PathologyPulmonary embolism and infarction
Pulmonary embolism usually originating from thrombus in the veins of the pelvis or lower extremities is very common, especially in bedridden patients who have undergone major surgery. In most patients, the flow of blood through the bronchial circulation is sufficient to prevent the occurrence of tissue necrosis and infarction. In patients with heart failure and reduced oxygenation, the bronchial circulation may not be sufficient, so that pulmonary infarction occurs.
The findings on a standard chest radiograph will depend on whether infarction or bleeding is present, and may be described as follows:
Chest radiograph in pulmonary embolism
1) Embolism without infarction
a) Without bleeding
No pathological changes
Elevation and reduced mobility of ipsilateral dome of diaphragm
Narrowing of vessel shadows peripheral to the embolus
Blunting of the costophrenic angle by pleural fluid (confirmed by lateral
decubitus view)
b) With bleeding
Diffuse, indistinct opacity which is rapidly absorbed
2) Embolism with infarction
Basal pyramidal or hemispherical opacity with the base towards the
pleura and the tip pointing to the hilum (Hampton's hump)

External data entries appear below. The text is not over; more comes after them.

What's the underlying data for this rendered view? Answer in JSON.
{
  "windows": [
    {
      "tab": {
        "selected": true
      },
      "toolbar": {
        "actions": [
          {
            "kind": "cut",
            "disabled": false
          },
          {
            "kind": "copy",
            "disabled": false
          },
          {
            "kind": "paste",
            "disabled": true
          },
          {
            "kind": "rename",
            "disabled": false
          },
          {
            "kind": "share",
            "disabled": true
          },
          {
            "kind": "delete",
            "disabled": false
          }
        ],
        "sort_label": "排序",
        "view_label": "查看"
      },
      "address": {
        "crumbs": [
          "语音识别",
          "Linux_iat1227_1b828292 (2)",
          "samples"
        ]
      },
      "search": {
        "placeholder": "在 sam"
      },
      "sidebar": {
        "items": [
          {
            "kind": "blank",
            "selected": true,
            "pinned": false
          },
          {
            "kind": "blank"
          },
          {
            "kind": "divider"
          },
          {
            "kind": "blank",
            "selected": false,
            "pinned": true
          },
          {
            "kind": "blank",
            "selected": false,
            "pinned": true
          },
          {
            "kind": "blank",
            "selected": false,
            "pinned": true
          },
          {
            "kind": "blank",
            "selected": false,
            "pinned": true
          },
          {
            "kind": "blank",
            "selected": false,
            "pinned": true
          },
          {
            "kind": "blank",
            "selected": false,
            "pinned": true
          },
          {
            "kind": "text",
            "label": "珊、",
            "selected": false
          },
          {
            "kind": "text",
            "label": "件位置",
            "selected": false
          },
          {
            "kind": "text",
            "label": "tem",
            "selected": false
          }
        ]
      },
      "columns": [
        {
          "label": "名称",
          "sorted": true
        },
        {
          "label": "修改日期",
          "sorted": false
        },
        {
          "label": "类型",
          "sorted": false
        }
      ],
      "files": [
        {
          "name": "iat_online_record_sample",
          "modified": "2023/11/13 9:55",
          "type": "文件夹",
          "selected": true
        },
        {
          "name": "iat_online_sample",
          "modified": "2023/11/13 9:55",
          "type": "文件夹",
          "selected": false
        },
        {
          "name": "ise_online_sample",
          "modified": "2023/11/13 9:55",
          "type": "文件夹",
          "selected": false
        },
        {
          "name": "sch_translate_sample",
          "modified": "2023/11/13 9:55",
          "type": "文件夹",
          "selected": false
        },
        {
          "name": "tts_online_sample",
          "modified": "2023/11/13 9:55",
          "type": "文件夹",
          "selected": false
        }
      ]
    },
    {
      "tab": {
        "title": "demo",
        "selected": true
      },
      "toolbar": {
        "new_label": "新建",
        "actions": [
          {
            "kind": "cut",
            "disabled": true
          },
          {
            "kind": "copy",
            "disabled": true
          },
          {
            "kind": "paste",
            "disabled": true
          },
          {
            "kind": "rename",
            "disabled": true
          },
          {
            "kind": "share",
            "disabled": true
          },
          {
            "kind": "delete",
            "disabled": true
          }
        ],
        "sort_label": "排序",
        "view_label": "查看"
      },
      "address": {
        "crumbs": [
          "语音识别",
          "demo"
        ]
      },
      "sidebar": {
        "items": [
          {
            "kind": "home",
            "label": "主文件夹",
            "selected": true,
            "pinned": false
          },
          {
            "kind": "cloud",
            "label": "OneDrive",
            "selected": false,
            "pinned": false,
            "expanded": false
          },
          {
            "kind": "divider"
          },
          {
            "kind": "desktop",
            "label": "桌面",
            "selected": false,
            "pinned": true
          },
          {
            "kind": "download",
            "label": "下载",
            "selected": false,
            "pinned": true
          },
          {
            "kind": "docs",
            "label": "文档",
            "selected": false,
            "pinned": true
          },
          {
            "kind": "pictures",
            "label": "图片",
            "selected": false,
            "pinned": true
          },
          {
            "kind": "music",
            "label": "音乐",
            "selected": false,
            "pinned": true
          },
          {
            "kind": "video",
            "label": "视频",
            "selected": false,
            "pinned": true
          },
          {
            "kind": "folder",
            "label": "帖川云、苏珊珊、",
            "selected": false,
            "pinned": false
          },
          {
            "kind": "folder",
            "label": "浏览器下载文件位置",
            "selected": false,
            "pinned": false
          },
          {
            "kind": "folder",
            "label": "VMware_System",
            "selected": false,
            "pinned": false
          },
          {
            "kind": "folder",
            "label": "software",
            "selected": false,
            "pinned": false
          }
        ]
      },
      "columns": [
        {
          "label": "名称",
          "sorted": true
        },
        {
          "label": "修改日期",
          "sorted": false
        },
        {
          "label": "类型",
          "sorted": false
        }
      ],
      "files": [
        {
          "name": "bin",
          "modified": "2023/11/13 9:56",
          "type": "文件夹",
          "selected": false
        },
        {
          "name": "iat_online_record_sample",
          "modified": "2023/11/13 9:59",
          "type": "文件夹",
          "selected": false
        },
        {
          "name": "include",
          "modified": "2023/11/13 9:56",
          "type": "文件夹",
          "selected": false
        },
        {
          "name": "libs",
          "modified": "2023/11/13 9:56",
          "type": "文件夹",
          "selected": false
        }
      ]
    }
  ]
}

Healed infarct or bleeding may be seen as residual linear opacities, often combined with pleural involvement such as a blunted costophrenic angle and pleural thickening.
The findings on standard chest radiographs are not specific and isotope scanning or angiography is needed to confirm the diagnosis. Ultrasonography or phlebography should be used to identify deep venous thrombosis of the lower extremities.
Isotope scanning, perfusion and ventilation scintigraphy are useful, as areas with reduced perfusion and normal ventilation are typical of pulmonary embolism (Fig. 52 a + b) (see Modalities). If there is uncertainty, pulmonary angiography can be done. This is the most accurate method for identifying dot in the individual pulmonary arteries (see Modalities).